Would you? Could you?
Men do it all the time, often regardless of their circumstances. Women: hardly ever. I'm talking about living apart from your children. I think there might be a double standard at work here, linguistically at least. Men "leave their wives". Women "walk out on their families" or "abandon their children". Question is - do women who leave suffer the disapproval of society for a good reason?
Personally, I think it would be impossible. Bear in mind this considered view is coming from a self-confessed crap mum who has thought about it on many occasions, whether it be dropping quietly off the back of the cross-channel ferry on the night crossing or running away to live with the Man Of My Dreams in a Minimalist, clutter-free apartment with lots of hot sex, gigs and galleries.
I miss the girls when they're not around. A week or so is fine, probably two would be manageable I guess, but going to live in another town, realistically only the school holidays to divvy up, I couldn't do it. They couldn't do it. And I have told them, because they asked, that once you are born, a mummy's love can never switch off. Doesn't matter what you do or say, or how very angry and cross mummy might be, the love is beaming out all the time like sunshine and there is nothing that can stop it. If you concentrate, you can feel it shining on you, any time, and you can pull that feeling around you like a cosy blanket and snuggle right into it.
It would be difficult, I think, to have said these things and then try and explain how the love will still reach them when you're hundreds of miles away shacked up with Mr Right-Now. It's the one commitment you can stick to, the one promise you know you'll never break. It stops you hurling yourself over the edge of the viaduct or under the wheels of a train just as much as it stops you from starting a new life in the shape you wish you'd fashioned the first one.
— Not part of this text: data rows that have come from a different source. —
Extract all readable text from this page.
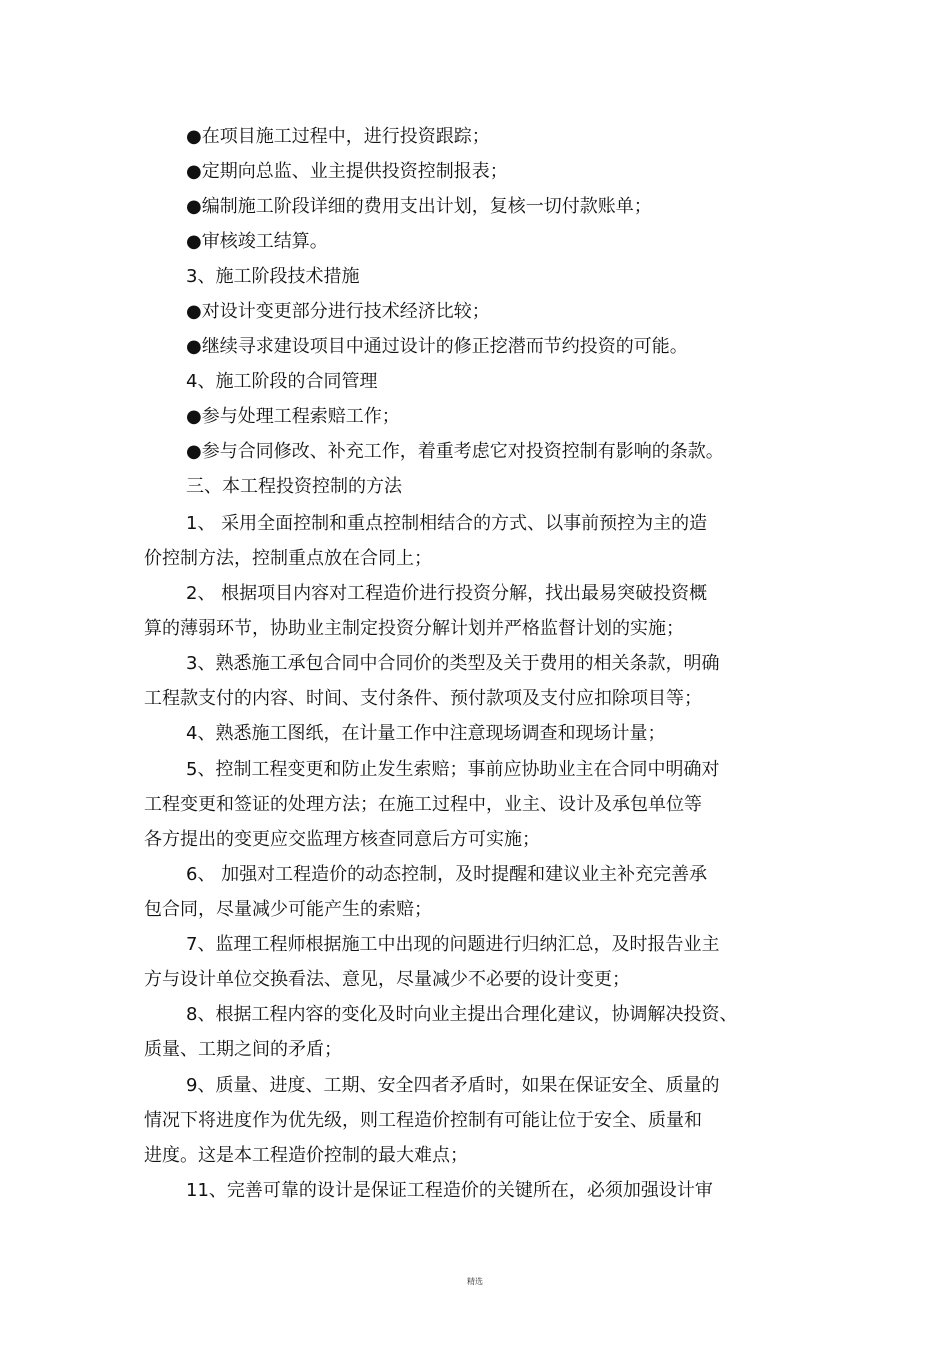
●在项目施工过程中，进行投资跟踪；
●定期向总监、业主提供投资控制报表；
●编制施工阶段详细的费用支出计划，复核一切付款账单；
●审核竣工结算。
3、施工阶段技术措施
●对设计变更部分进行技术经济比较；
●继续寻求建设项目中通过设计的修正挖潜而节约投资的可能。
4、施工阶段的合同管理
●参与处理工程索赔工作；
●参与合同修改、补充工作，着重考虑它对投资控制有影响的条款。
三、本工程投资控制的方法
1、 采用全面控制和重点控制相结合的方式、以事前预控为主的造
价控制方法，控制重点放在合同上；
2、 根据项目内容对工程造价进行投资分解，找出最易突破投资概
算的薄弱环节，协助业主制定投资分解计划并严格监督计划的实施；
3、熟悉施工承包合同中合同价的类型及关于费用的相关条款，明确
工程款支付的内容、时间、支付条件、预付款项及支付应扣除项目等；
4、熟悉施工图纸，在计量工作中注意现场调查和现场计量；
5、控制工程变更和防止发生索赔；事前应协助业主在合同中明确对
工程变更和签证的处理方法；在施工过程中，业主、设计及承包单位等
各方提出的变更应交监理方核查同意后方可实施；
6、 加强对工程造价的动态控制，及时提醒和建议业主补充完善承
包合同，尽量减少可能产生的索赔；
7、监理工程师根据施工中出现的问题进行归纳汇总，及时报告业主
方与设计单位交换看法、意见，尽量减少不必要的设计变更；
8、根据工程内容的变化及时向业主提出合理化建议，协调解决投资、
质量、工期之间的矛盾；
9、质量、进度、工期、安全四者矛盾时，如果在保证安全、质量的
情况下将进度作为优先级，则工程造价控制有可能让位于安全、质量和
进度。这是本工程造价控制的最大难点；
11、完善可靠的设计是保证工程造价的关键所在，必须加强设计审
精选
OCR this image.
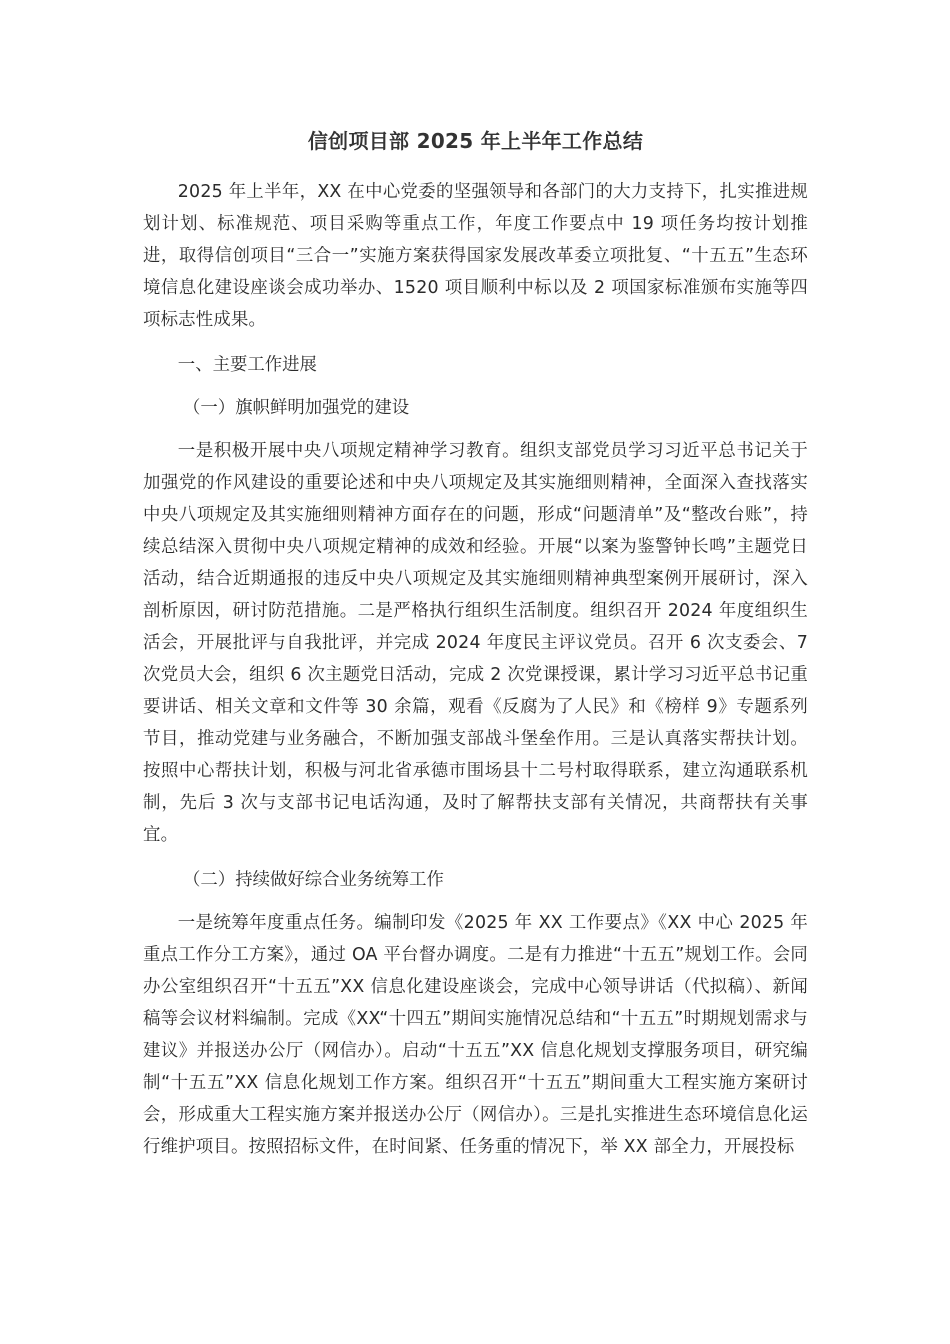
信创项目部 2025 年上半年工作总结

2025 年上半年，XX 在中心党委的坚强领导和各部门的大力支持下，扎实推进规划计划、标准规范、项目采购等重点工作，年度工作要点中 19 项任务均按计划推进，取得信创项目“三合一”实施方案获得国家发展改革委立项批复、“十五五”生态环境信息化建设座谈会成功举办、1520 项目顺利中标以及 2 项国家标准颁布实施等四项标志性成果。

一、主要工作进展
（一）旗帜鲜明加强党的建设

一是积极开展中央八项规定精神学习教育。组织支部党员学习习近平总书记关于加强党的作风建设的重要论述和中央八项规定及其实施细则精神，全面深入查找落实中央八项规定及其实施细则精神方面存在的问题，形成“问题清单”及“整改台账”，持续总结深入贯彻中央八项规定精神的成效和经验。开展“以案为鉴警钟长鸣”主题党日活动，结合近期通报的违反中央八项规定及其实施细则精神典型案例开展研讨，深入剖析原因，研讨防范措施。二是严格执行组织生活制度。组织召开 2024 年度组织生活会，开展批评与自我批评，并完成 2024 年度民主评议党员。召开 6 次支委会、7 次党员大会，组织 6 次主题党日活动，完成 2 次党课授课，累计学习习近平总书记重要讲话、相关文章和文件等 30 余篇，观看《反腐为了人民》和《榜样 9》专题系列节目，推动党建与业务融合，不断加强支部战斗堡垒作用。三是认真落实帮扶计划。按照中心帮扶计划，积极与河北省承德市围场县十二号村取得联系，建立沟通联系机制，先后 3 次与支部书记电话沟通，及时了解帮扶支部有关情况，共商帮扶有关事宜。

（二）持续做好综合业务统筹工作

一是统筹年度重点任务。编制印发《2025 年 XX 工作要点》《XX 中心 2025 年重点工作分工方案》，通过 OA 平台督办调度。二是有力推进“十五五”规划工作。会同办公室组织召开“十五五”XX 信息化建设座谈会，完成中心领导讲话（代拟稿）、新闻稿等会议材料编制。完成《XX“十四五”期间实施情况总结和“十五五”时期规划需求与建议》并报送办公厅（网信办）。启动“十五五”XX 信息化规划支撑服务项目，研究编制“十五五”XX 信息化规划工作方案。组织召开“十五五”期间重大工程实施方案研讨会，形成重大工程实施方案并报送办公厅（网信办）。三是扎实推进生态环境信息化运行维护项目。按照招标文件，在时间紧、任务重的情况下，举 XX 部全力，开展投标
Earth Mother I am most certainly not, but leaving your children seems to me to be an unnatural act. I suppose men just don't feel the same. Their hearts don't appear to break open and howl with misery at their alternate-weekend visits. Interestingly, often neither do the children's. He has said to me on more than one occasion "I don't want to be a weekend dad". In the end, I pointed out that they probably wouldn't notice any difference, since he was barely around in the week anyway. Get up before they wake, come back at bedtime. Or after they're asleep. (That hit home, actually. An effort has been made, credit where it's due).
People who break ranks, who don't stick it for the children, throw us all into a fret. Don't they know the rules? You have to wait until the children have flown the nest for college, of their own volition, before you make your move. When it's a mother who goes, everyone hates it, really hates it. The men because it scares them: Christ! My wife might be next! And the women because it scares them too: You must be a monster!
There are situations when women leave their children in strength not in selfishness. The WWII evacuations, the Kindertransport. And what if you felt that you were such a bad mother they would be better off without you? That daddy would take better care of them? Perhaps that is what went through Sylvia's head as she set out milk and biscuits then sealed the kitchen door with a damp towel and put her head in the oven.
But generally, the children should have every chance to get through their formative years without any variant of relationship-hell being played out in front of them: whether horrible fighting, or the lonely absence of one parent. Grit your teeth, bite your lip, shoulder to the wheel, buckle under. Find your way to stick it out through the tick-tock-tick-tock waiting years until they are flown and you are free to spread your wings too.
I'm telling myself as much as anyone else.